甲斐



「かい」とは何だろう。

甲斐は,

行動の結果として現れるしるし。努力した効果,
期待できるだけの値うち,

とある。

甲斐は,

甲斐,
詮,
効,

を当てる。しかし,

甲斐がない,

詮がない,

効(目)がない,

では微妙に違う。

詮は,「はかり」の意味で,

物事の道理を明らかにとく,
物事の道理が整然と備わっている,
言葉や物事をきれいにそろえて,よいもの,正しいものを選びとる,
煎じ詰める,結局,
詳しく調べる,
なすべき方法,

と,ある。しかし,

甲斐性,
生き甲斐,
やり甲斐
年甲斐,
甲斐がある,
甲斐甲斐しい,

という使い方から見ると,「甲斐」には,

ただの効き目や効果やその測定だけではなく,

値打ちの有無,

のニュアンスがあるような気がする。語源的には,

かう(支う)の連用形。大工の「支う(かう)」では,「こんな細い棒ではカイ(支え)がないのと一緒」

という。とっさに浮かぶのは,突っ支い棒。そこでいう,「支い」と同じではないか,と思う。

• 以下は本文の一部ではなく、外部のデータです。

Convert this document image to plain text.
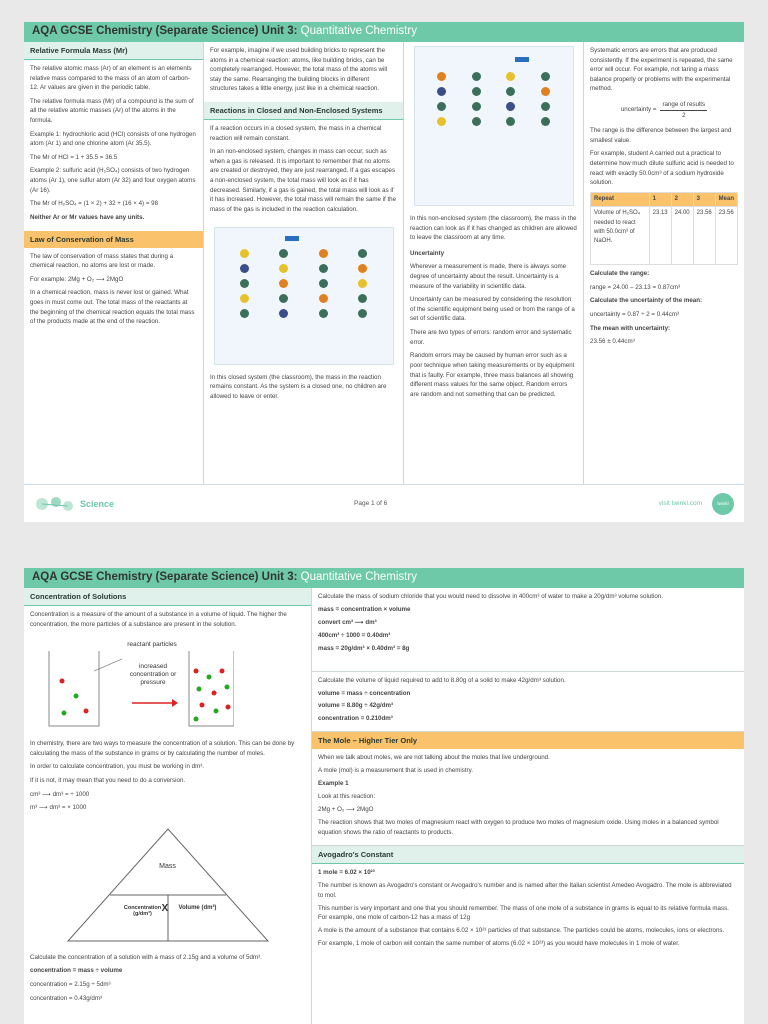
AQA GCSE Chemistry (Separate Science) Unit 3: Quantitative Chemistry
Relative Formula Mass (Mr)

The relative atomic mass (Ar) of an element is an elements relative mass compared to the mass of an atom of carbon-12. Ar values are given in the periodic table.

The relative formula mass (Mr) of a compound is the sum of all the relative atomic masses (Ar) of the atoms in the formula.

Example 1: hydrochloric acid (HCl) consists of one hydrogen atom (Ar 1) and one chlorine atom (Ar 35.5).

The Mr of HCl = 1 + 35.5 = 36.5

Example 2: sulfuric acid (H₂SO₄) consists of two hydrogen atoms (Ar 1), one sulfur atom (Ar 32) and four oxygen atoms (Ar 16).

The Mr of H₂SO₄ = (1 × 2) + 32 + (16 × 4) = 98

Neither Ar or Mr values have any units.

Law of Conservation of Mass

The law of conservation of mass states that during a chemical reaction, no atoms are lost or made.

For example: 2Mg + O₂ ⟶ 2MgO

In a chemical reaction, mass is never lost or gained. What goes in must come out. The total mass of the reactants at the beginning of the chemical reaction equals the total mass of the products made at the end of the reaction.

For example, imagine if we used building bricks to represent the atoms in a chemical reaction: atoms, like building bricks, can be completely rearranged. However, the total mass of the atoms will stay the same. Rearranging the building blocks in different structures takes a little energy, just like in a chemical reaction.

Reactions in Closed and Non-Enclosed Systems

If a reaction occurs in a closed system, the mass in a chemical reaction will remain constant.

In an non-enclosed system, changes in mass can occur, such as when a gas is released. It is important to remember that no atoms are created or destroyed, they are just rearranged. If a gas escapes a non-enclosed system, the total mass will look as if it has decreased. Similarly, if a gas is gained, the total mass will look as if it has increased. However, the total mass will remain the same if the mass of the gas is included in the reaction calculation.

In this closed system (the classroom), the mass in the reaction remains constant. As the system is a closed one, no children are allowed to leave or enter.

In this non-enclosed system (the classroom), the mass in the reaction can look as if it has changed as children are allowed to leave the classroom at any time.

Uncertainty

Wherever a measurement is made, there is always some degree of uncertainty about the result. Uncertainty is a measure of the variability in scientific data.

Uncertainty can be measured by considering the resolution of the scientific equipment being used or from the range of a set of scientific data.

There are two types of errors: random error and systematic error.

Random errors may be caused by human error such as a poor technique when taking measurements or by equipment that is faulty. For example, three mass balances all showing different mass values for the same object. Random errors are random and not something that can be predicted.

Systematic errors are errors that are produced consistently. If the experiment is repeated, the same error will occur. For example, not taring a mass balance properly or problems with the experimental method.

uncertainty =
range of results
2

The range is the difference between the largest and smallest value.

For example, student A carried out a practical to determine how much dilute sulfuric acid is needed to react with exactly 50.0cm³ of a sodium hydroxide solution.

Repeat	1	2	3	Mean
Volume of H₂SO₄ needed to react with 50.0cm³ of NaOH.	23.13	24.00	23.56	23.56

Calculate the range:

range = 24.00 – 23.13 = 0.87cm³

Calculate the uncertainty of the mean:

uncertainty = 0.87 ÷ 2 = 0.44cm³

The mean with uncertainty:

23.56 ± 0.44cm³

Science	Page 1 of 6	visit twinkl.com	twinkl
AQA GCSE Chemistry (Separate Science) Unit 3: Quantitative Chemistry
Concentration of Solutions

Concentration is a measure of the amount of a substance in a volume of liquid. The higher the concentration, the more particles of a substance are present in the solution.

reactant particles
increased concentration or pressure

In chemistry, there are two ways to measure the concentration of a solution. This can be done by calculating the mass of the substance in grams or by calculating the number of moles.

In order to calculate concentration, you must be working in dm³.

If it is not, it may mean that you need to do a conversion.

cm³ ⟶ dm³ = ÷ 1000

m³ ⟶ dm³ = × 1000

Mass
Concentration (g/dm³) X Volume (dm³)

Calculate the concentration of a solution with a mass of 2.15g and a volume of 5dm³.

concentration = mass ÷ volume

concentration = 2.15g ÷ 5dm³

concentration = 0.43g/dm³

Calculate the mass of sodium chloride that you would need to dissolve in 400cm³ of water to make a 20g/dm³ volume solution.

mass = concentration × volume

convert cm³ ⟶ dm³

400cm³ ÷ 1000 = 0.40dm³

mass = 20g/dm³ × 0.40dm³ = 8g

Calculate the volume of liquid required to add to 8.80g of a solid to make 42g/dm³ solution.

volume = mass ÷ concentration

volume = 8.80g ÷ 42g/dm³

concentration = 0.210dm³

The Mole – Higher Tier Only

When we talk about moles, we are not talking about the moles that live underground.

A mole (mol) is a measurement that is used in chemistry.

Example 1

Look at this reaction:

2Mg + O₂ ⟶ 2MgO

The reaction shows that two moles of magnesium react with oxygen to produce two moles of magnesium oxide. Using moles in a balanced symbol equation shows the ratio of reactants to products.

Avogadro's Constant

1 mole = 6.02 × 10²³

The number is known as Avogadro's constant or Avogadro's number and is named after the Italian scientist Amedeo Avogadro. The mole is abbreviated to mol.

This number is very important and one that you should remember. The mass of one mole of a substance in grams is equal to its relative formula mass. For example, one mole of carbon-12 has a mass of 12g

A mole is the amount of a substance that contains 6.02 × 10²³ particles of that substance. The particles could be atoms, molecules, ions or electrons.

For example, 1 mole of carbon will contain the same number of atoms (6.02 × 10²³) as you would have molecules in 1 mole of water.
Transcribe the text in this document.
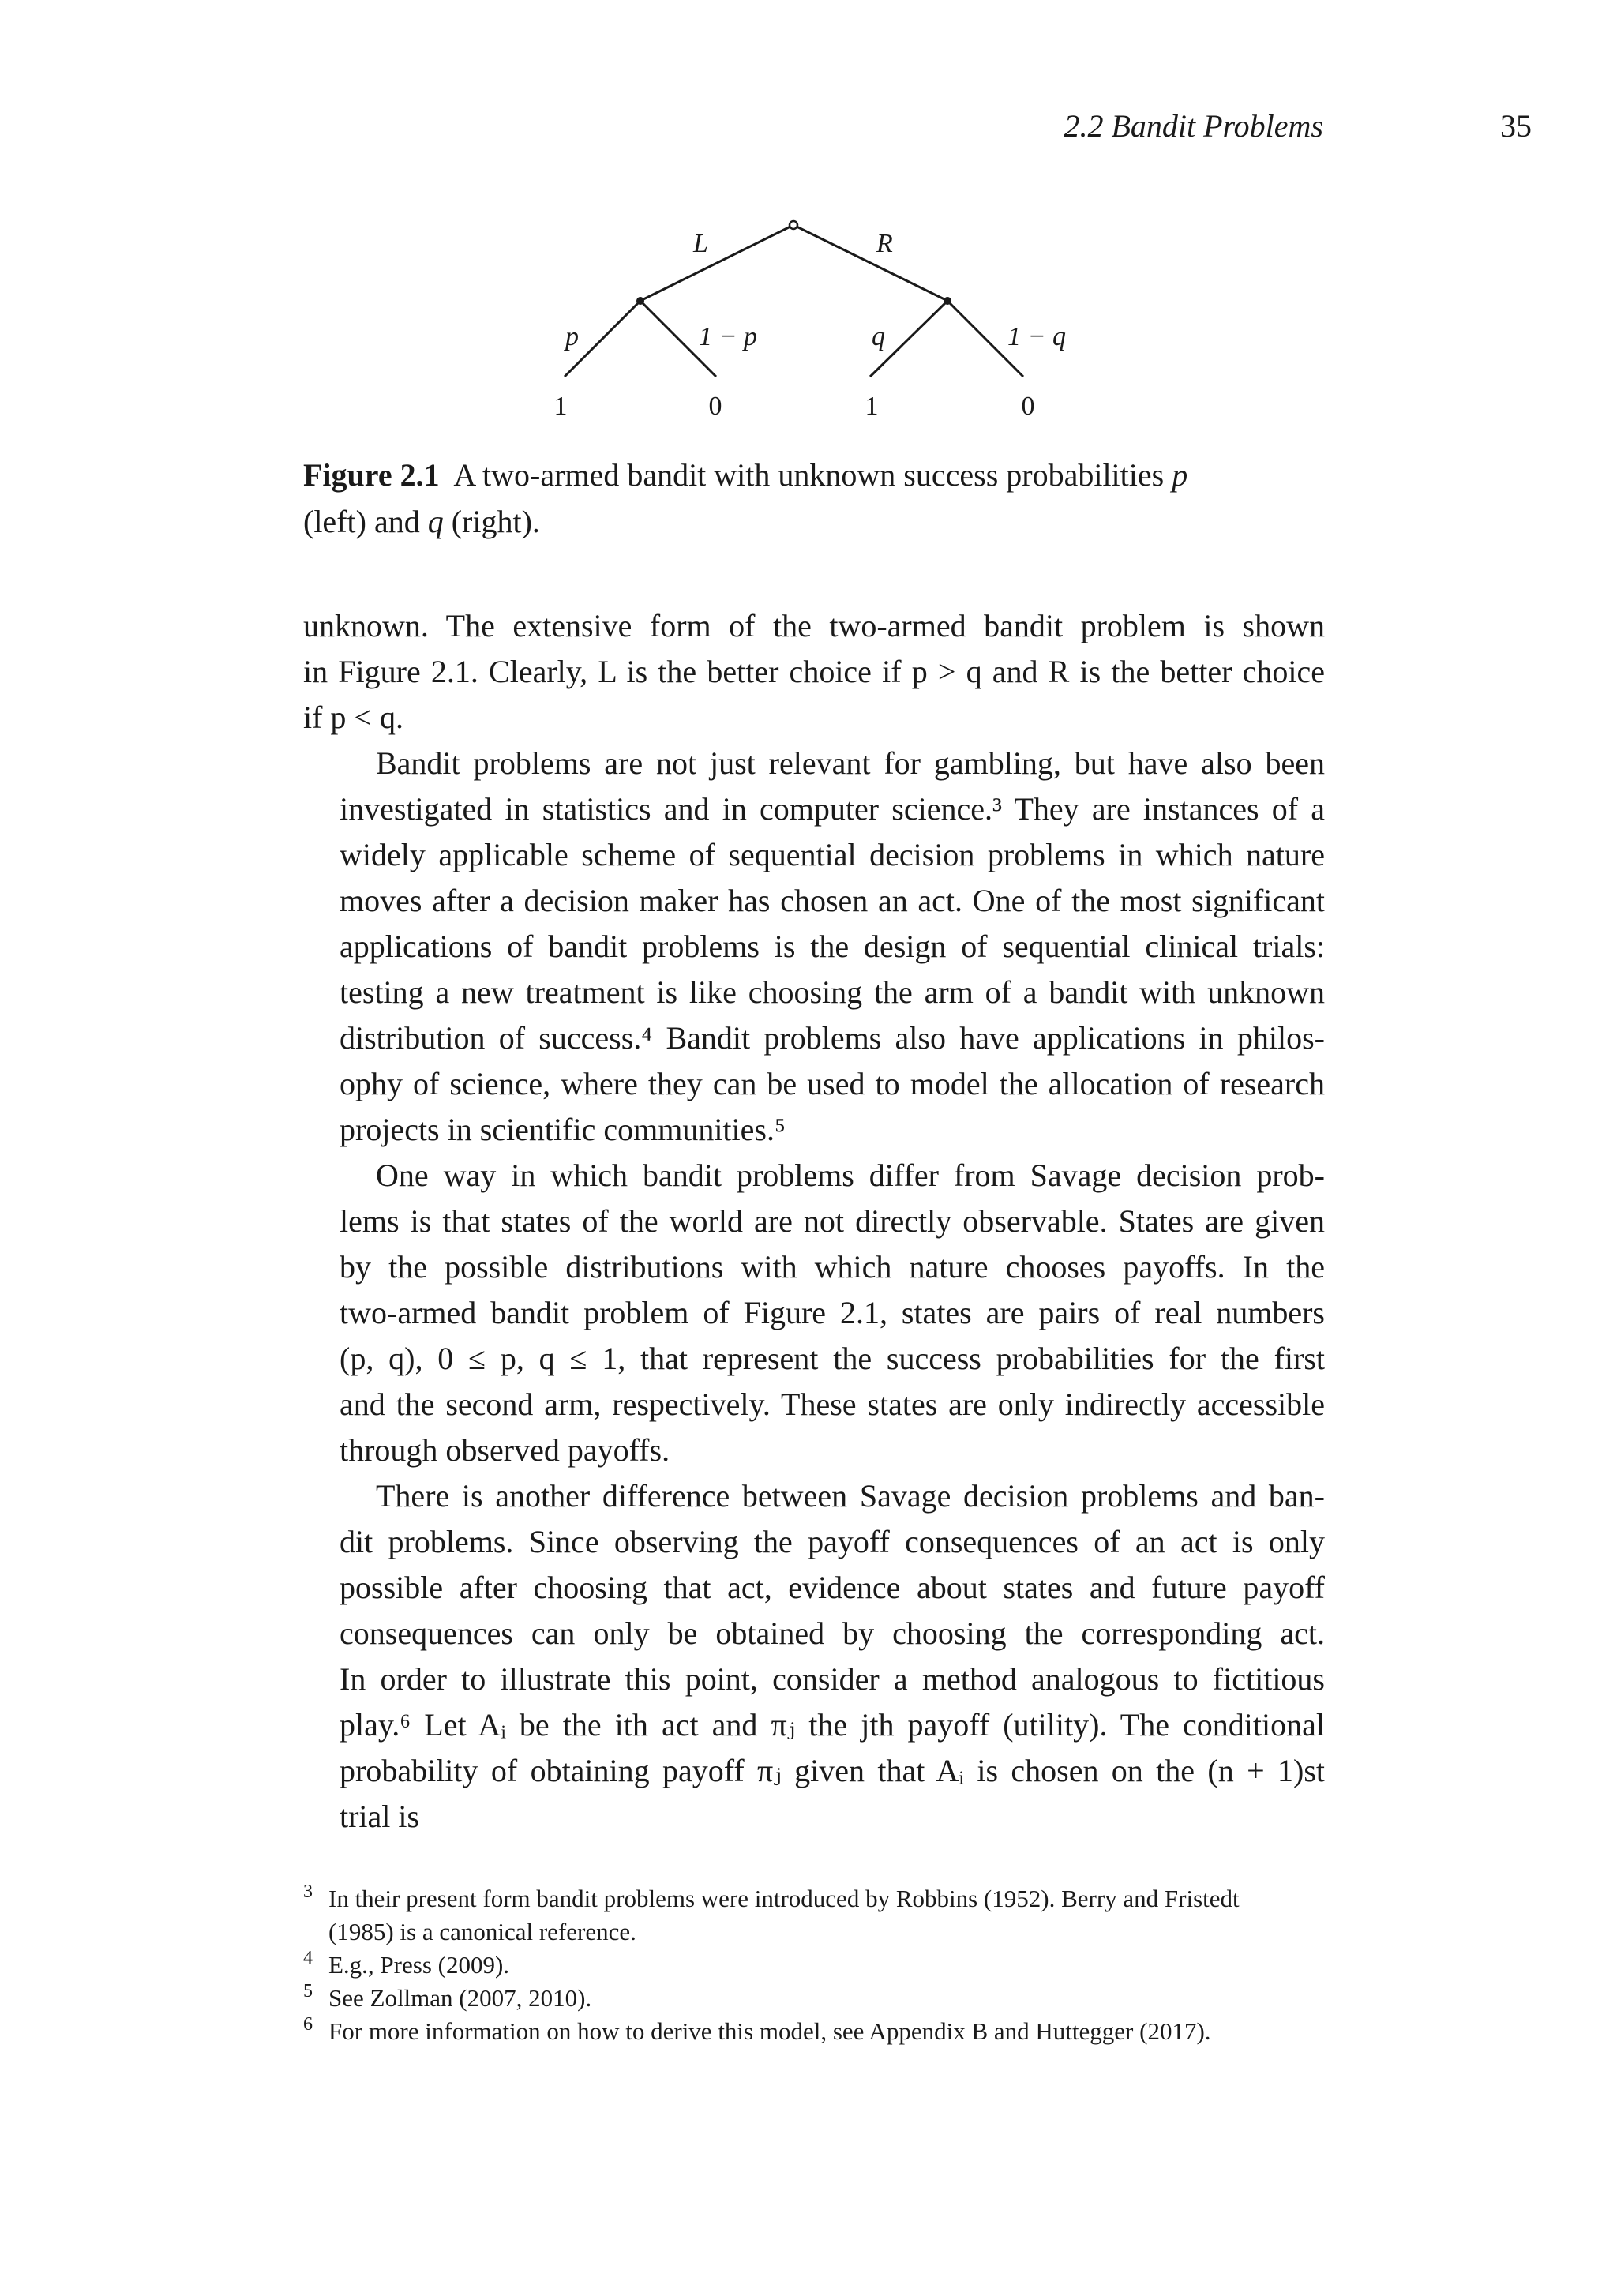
2.2 Bandit Problems	35
L	R
p	1 − p	q	1 − q
1	0	1	0
Figure 2.1 A two-armed bandit with unknown success probabilities p
(left) and q (right).
unknown. The extensive form of the two-armed bandit problem is shown
in Figure 2.1. Clearly, L is the better choice if p > q and R is the better choice
if p < q.
Bandit problems are not just relevant for gambling, but have also been
investigated in statistics and in computer science.³ They are instances of a
widely applicable scheme of sequential decision problems in which nature
moves after a decision maker has chosen an act. One of the most significant
applications of bandit problems is the design of sequential clinical trials:
testing a new treatment is like choosing the arm of a bandit with unknown
distribution of success.⁴ Bandit problems also have applications in philos-
ophy of science, where they can be used to model the allocation of research
projects in scientific communities.⁵
One way in which bandit problems differ from Savage decision prob-
lems is that states of the world are not directly observable. States are given
by the possible distributions with which nature chooses payoffs. In the
two-armed bandit problem of Figure 2.1, states are pairs of real numbers
(p, q), 0 ≤ p, q ≤ 1, that represent the success probabilities for the first
and the second arm, respectively. These states are only indirectly accessible
through observed payoffs.
There is another difference between Savage decision problems and ban-
dit problems. Since observing the payoff consequences of an act is only
possible after choosing that act, evidence about states and future payoff
consequences can only be obtained by choosing the corresponding act.
In order to illustrate this point, consider a method analogous to fictitious
play.⁶ Let Aᵢ be the ith act and πⱼ the jth payoff (utility). The conditional
probability of obtaining payoff πⱼ given that Aᵢ is chosen on the (n + 1)st
trial is
3 In their present form bandit problems were introduced by Robbins (1952). Berry and Fristedt
(1985) is a canonical reference.
4 E.g., Press (2009).
5 See Zollman (2007, 2010).
6 For more information on how to derive this model, see Appendix B and Huttegger (2017).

かう(替う)の名詞化という説もあるが,そこからも,代価,代償,値打ちの意味が,確かに出てくる。

生きる(た)値打ち
やる代償

と解釈は可能になるようだ。

しかし,値打ちには,自分にとっての意味という部分と,ひと様から見ての意味の部分と二つある。甲斐というとき,その両方のニュアンスがある。

自分から見ると,値打ちだが,
相手から見ると,手ごたえ,張り合い,になる。

いや,

相手からの手ごたえ,張り合いが,
自分の値打ちを確かめるものになる,

とも言える。自分の甲斐が,相手に影響し,その影響が自分に反照する。結局,

甲斐,

は自己完結するのではなく,人との関係のなかで,影響し,反照する中で,強められるのかもしれない。

自分の自己対話の中では,甲斐は,張り合いのない,甲斐のないものなのかもしれない。それと,

行動の結果として現れるしるし,

という言い方からすると,一瞬のそれを測っているのではなく,積み重ねた結果を言っているようでもある。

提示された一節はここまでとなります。